Once you have the dataset name, you can see the list of files in the dataset with
mu2einit setup mu2efiletools mu2eDatasetFileList <dataset name> > fcllist.txt
fcllist.txt will contain one file per line, with the full path to the file, usually in dCache (path starts with "/pnfs"). This list is what will drive your job.
Analysis Methods
You have a choice of how to convert the art files into histograms or other summary formats to get at the analysis quantities you need. We have a summary of at Ntuples. It is common to work with files that are not fully reconstructed. You have the option to run additional simulation and reconstruction after you read the files and before you write out an analysis ntuple. Design these details requires working with a experienced collaborator, familiar with your goals.
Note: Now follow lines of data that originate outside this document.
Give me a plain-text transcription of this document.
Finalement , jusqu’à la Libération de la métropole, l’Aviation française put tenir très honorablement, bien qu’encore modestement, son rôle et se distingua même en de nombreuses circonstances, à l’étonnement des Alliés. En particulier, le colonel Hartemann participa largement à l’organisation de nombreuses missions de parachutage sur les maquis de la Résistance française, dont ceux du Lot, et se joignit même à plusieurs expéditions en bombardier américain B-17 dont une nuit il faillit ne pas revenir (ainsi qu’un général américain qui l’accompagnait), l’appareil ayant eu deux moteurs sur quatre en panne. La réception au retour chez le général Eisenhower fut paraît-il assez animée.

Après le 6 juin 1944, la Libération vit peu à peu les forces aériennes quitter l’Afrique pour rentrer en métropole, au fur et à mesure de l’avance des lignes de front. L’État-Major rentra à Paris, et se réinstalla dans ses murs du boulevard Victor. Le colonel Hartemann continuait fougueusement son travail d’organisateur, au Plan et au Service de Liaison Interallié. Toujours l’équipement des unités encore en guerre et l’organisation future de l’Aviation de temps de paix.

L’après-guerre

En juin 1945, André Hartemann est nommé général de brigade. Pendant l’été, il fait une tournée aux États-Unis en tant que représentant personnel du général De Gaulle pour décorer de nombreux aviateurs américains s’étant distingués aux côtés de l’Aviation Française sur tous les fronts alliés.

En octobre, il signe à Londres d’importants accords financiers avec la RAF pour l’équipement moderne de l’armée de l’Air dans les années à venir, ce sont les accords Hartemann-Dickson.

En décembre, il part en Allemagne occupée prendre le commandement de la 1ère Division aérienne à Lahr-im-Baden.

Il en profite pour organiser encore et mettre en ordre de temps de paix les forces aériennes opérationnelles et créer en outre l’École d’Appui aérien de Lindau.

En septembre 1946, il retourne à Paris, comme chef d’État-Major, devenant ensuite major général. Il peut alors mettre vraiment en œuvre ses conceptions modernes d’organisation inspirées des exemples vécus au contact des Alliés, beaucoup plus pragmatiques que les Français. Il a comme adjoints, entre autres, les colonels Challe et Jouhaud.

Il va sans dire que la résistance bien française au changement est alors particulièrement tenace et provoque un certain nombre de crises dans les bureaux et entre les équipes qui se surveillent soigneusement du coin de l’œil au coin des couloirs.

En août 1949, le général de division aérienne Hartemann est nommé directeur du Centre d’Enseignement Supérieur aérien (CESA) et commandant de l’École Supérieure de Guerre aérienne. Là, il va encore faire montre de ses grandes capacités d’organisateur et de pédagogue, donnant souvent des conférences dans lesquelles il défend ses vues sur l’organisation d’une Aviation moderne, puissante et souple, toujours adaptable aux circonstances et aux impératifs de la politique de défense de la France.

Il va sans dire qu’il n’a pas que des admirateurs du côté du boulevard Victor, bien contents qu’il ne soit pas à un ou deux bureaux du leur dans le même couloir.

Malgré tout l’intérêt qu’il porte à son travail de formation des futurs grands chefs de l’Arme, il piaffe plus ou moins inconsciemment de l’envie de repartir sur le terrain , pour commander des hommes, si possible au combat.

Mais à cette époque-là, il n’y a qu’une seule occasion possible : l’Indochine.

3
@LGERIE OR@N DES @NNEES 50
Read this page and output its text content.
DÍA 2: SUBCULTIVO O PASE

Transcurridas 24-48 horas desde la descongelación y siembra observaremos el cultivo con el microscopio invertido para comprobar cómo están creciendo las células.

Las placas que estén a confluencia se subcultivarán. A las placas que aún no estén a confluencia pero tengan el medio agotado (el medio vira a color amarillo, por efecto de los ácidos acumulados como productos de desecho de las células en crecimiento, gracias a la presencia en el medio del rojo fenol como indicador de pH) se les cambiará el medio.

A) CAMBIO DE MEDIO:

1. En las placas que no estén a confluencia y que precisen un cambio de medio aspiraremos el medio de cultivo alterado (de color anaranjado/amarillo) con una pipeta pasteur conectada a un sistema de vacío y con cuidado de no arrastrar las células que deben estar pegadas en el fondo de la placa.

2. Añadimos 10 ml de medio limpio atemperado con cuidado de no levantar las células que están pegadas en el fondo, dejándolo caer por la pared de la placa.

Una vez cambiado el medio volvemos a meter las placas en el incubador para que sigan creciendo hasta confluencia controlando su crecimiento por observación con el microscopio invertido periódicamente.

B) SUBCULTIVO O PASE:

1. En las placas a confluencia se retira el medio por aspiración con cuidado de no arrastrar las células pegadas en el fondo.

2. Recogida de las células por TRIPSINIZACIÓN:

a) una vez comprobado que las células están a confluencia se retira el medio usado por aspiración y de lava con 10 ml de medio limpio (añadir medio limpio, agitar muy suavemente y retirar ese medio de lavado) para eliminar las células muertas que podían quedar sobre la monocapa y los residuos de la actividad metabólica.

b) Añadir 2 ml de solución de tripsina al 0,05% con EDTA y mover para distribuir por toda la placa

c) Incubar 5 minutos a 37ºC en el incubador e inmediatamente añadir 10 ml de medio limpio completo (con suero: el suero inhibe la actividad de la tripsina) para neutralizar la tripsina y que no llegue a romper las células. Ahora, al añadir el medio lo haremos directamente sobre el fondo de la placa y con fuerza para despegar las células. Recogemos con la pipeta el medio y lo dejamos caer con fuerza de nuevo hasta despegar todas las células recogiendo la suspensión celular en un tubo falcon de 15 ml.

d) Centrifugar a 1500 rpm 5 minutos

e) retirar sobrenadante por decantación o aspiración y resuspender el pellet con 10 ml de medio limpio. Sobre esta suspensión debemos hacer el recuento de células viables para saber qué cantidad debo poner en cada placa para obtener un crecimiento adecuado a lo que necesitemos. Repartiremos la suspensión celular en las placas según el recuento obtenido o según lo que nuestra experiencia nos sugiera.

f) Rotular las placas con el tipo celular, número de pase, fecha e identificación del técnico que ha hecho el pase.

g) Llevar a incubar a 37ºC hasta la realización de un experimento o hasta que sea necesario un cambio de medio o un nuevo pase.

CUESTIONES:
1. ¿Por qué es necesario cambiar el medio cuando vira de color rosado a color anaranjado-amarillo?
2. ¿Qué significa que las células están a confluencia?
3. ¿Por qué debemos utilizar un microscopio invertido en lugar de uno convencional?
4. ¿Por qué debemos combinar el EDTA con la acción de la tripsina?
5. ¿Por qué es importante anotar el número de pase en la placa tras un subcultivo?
You will need an Offline build to run your jobs in. This can be one of the published releases:
ls /cvmfs/mu2e.opensciencegrid.org/Offline
or you can build, and modify, the code locally, and build a code tarball, using muse tarball, to be used for grid submission.
Running jobs
To start, you can run on the first file interactively:
mu2e -S fcllist.txt -n 100 -c <your_job_fcl>
be sure to limit the number of events since you have the entire dataset available for input.
A quick way to see the contents of almost all products in an art file is Validation:
mu2e -S fcllist.txt -n 100 -c Validation/fcl/val.fcl
which will write validation.root
containing many histograms. Or you can print the products:
mu2e -S fcllist.txt -n 10 -c Print/fcl/print.fcl > products.txt
If you are new to grid jobs, please review Grids, Dcache, DataTransfer, and JobPlan. To
submit a grid job you will need to make a set of fcl files, each takes your basic interactive fcl and customizes it for different input and output files. The resulting set of fcl files are submitted to the grid. This is likely to be "example 2" of the SubmitJobs page.